Miriam laid each letter on the scales, first putting it back in its proper envelope; not one was above one ounce in weight!

“They all come under the three-cent postage rate,” she exclaimed. “Any one writing as many as thirteen letters to one correspondent would have found out that fact, especially a person living in Canada.”

Trenholm considered Miriam and then the letters in silence for a minute. Picking up the thirteenth letter, which Miriam had brought to him unopened that afternoon, he took out the sheet of paper and held the envelope up to the light and studied it intently. As he lowered it, Miriam caught sight of his face and sprang to her feet.

“You have found something?”

“Yes, thanks to your persistency!” And she colored warmly at the enthusiasm in his voice and manner. “See here!” and Trenholm again held the envelope up to the light and at an angle so that she could see it as well as he. “The edges of the stamps appear cut in a wedge shape in certain places, and there are several pinholes through two of the stamps. The cuts do not appear to result from the careless tearing off of the stamps from the sheet, and consequent damage to the perforations, but are apparently made with scissors.”

“You are right,” agreed Miriam. “And when the letter has no light behind it, they do not show at all against the white ground of the envelope. Is it a code?”

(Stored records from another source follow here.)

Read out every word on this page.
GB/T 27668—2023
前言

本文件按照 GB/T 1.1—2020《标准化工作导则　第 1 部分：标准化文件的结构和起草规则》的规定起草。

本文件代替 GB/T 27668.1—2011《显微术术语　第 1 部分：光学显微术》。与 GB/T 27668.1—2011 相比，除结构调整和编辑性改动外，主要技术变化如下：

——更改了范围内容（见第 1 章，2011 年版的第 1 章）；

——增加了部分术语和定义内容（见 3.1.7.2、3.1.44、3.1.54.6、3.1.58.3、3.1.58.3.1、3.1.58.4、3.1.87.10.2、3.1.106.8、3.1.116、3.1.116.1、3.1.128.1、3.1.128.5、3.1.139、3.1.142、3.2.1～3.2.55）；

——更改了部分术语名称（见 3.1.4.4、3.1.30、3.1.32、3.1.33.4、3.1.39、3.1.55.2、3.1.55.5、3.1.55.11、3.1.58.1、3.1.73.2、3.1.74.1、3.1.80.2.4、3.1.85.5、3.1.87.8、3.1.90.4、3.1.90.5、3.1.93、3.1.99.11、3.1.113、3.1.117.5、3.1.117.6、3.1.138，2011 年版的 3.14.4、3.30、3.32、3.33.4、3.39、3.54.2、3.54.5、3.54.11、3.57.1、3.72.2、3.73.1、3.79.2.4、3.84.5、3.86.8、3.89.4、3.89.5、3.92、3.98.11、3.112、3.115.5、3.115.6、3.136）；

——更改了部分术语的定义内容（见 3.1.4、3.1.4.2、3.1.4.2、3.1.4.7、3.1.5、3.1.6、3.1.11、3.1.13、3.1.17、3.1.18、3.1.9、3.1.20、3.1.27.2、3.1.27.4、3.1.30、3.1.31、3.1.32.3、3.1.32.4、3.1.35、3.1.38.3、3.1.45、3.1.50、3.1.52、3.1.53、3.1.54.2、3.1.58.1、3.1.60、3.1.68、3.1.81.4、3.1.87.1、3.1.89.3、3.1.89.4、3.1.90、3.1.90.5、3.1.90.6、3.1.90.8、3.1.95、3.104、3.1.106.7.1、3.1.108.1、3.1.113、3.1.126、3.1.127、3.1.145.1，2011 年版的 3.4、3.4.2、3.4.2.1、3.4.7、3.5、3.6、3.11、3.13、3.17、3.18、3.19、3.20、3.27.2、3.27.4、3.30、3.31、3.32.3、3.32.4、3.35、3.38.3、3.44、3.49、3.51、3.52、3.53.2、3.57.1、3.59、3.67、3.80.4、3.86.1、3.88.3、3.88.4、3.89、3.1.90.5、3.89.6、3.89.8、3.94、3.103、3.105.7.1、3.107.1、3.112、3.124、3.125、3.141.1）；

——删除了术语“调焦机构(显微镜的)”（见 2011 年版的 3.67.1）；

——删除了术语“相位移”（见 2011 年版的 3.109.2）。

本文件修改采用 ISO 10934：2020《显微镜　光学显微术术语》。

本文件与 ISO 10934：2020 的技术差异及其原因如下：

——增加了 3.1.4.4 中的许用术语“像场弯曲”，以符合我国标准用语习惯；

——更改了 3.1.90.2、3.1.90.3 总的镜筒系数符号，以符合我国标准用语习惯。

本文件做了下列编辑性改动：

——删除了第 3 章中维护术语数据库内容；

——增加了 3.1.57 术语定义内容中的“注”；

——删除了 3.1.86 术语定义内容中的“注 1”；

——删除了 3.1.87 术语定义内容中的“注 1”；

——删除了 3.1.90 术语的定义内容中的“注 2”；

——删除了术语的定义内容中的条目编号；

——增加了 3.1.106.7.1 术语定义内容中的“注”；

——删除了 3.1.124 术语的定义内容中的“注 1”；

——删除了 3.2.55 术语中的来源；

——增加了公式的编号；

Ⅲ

Trenholm twirled his mustache in perplexity. “The cuts appear at irregular intervals,” he replied. “They seem to be hastily made and are not absolutely uniform. I wonder—” he broke off abruptly, stood in thought for several seconds, then going over to the book shelves which lined one of the walls, searched about until he located several books and carried them back to the table where Miriam stood examining the thirteenth envelope.

“Strangely enough,” he explained, “Paul’s father gave me his stamp collection—a fine one—as Paul never had the craze for collecting stamps even as a boy, and being a human magpie I keep everything bestowed upon me,” with a quick boyish smile which softened wonderfully his usually self-repressed expression. “I hope luck is with me and I still have tucked inside one of these albums a perforation gauge.”

“A what?”

“Perforations, Miss Ward, have a definite position on each stamp with relation to one another, though they may be irregular on two separate stamps,” went on Trenholm. “In other words, the distance between perforations is always the same, though they may vary a fractional part of a line in their position at the corners.”